Recent research on the DNA of ancient dogs has revealed that dogs spread globally at a fast rate after being tamed. The research also points the possible origin of dogs to breeds of wolves that have gone into extinction.
Reports of the recent study published in the journal Science takes DNA research of dogs to new heights while raising new questions. Before now, there have been scientific publications of 6 early wolves and dogs genomes. With this new research, another 27 early dog genomes have been extracted and examined by a global team of scientists.
The extremely rich amount of statistics collected from the 27 genomes provides several new viewpoints on dogs’ domestication besides their relationship with humans.

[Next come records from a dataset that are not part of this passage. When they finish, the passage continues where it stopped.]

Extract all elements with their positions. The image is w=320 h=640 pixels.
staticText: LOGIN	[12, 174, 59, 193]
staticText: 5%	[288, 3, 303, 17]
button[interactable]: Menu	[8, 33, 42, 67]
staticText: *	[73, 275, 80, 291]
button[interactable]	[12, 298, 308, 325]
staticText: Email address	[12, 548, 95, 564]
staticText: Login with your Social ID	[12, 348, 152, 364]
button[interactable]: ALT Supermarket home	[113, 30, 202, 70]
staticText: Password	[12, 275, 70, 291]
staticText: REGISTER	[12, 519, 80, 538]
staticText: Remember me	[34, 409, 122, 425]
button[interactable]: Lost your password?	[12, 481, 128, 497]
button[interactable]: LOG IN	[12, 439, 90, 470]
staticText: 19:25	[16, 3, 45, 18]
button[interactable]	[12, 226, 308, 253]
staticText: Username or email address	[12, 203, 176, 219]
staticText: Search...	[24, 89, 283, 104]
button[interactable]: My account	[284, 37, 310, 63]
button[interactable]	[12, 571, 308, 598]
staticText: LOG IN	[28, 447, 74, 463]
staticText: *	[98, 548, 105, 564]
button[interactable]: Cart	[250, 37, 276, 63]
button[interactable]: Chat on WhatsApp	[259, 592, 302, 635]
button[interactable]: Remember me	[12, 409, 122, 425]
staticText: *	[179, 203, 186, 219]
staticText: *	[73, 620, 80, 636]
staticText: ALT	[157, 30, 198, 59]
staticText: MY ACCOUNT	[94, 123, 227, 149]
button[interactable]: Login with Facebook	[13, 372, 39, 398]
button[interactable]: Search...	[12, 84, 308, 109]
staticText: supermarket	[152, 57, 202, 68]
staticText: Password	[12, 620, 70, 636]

Without a doubt, the understanding of the findings is wide-ranging, Arstechnica reports.
According to Harvard University scientist David Reich, the recent study, “for the first time brings ancient DNA analysis of dogs to the kind of sophistication that exists with studies of humans and other animals.” Reich is a specialist in fathoming population changes and movements using DNA and ancient humans.
Some new research findings include dogs already diverging into five different extractions and spreading all over the world as of 11,000 years ago. While it is commonly believed that dogs were tamed about 15,000 years ago, the recent research, though not proving it, suggests that taming may have begun about 5,000 years earlier.
The study proposes an evolution of dogs from a breed of wolves that have been wiped out over time. Other scientists are, however, doubting the credibility of this finding. The research reports that early dogs were more genetically different from modern dogs. It sighted the European dogs, which 4,000 years ago had a substantial genetic variety but became extinct long before Victorians created new breeds.
Another finding from the study is that though dogs are a progression of a specific breed of wolves, no recent DNA of wolves has moved into dog genomes since the early breed of wolves evolved into dogs over 15,000 years ago. This poses a teaser for scientists as no wolf DNA generally survives in dogs despite humans’ crossbreeding efforts.
According to Dr. Skoglund, “We cannot exclude that some of the dogs could have partially different origins or domestications (it is hard to exclude), but we see no evidence of it at the moment.”
The new study is a collaborative effort of several distinguished scientists such as Laurent Frantz of the Queen Mary University of London, Oxford University’s Greger Larson, as well as Anders Bergstrom and Pontus Skoglund, both of Francis Crick Institute in London.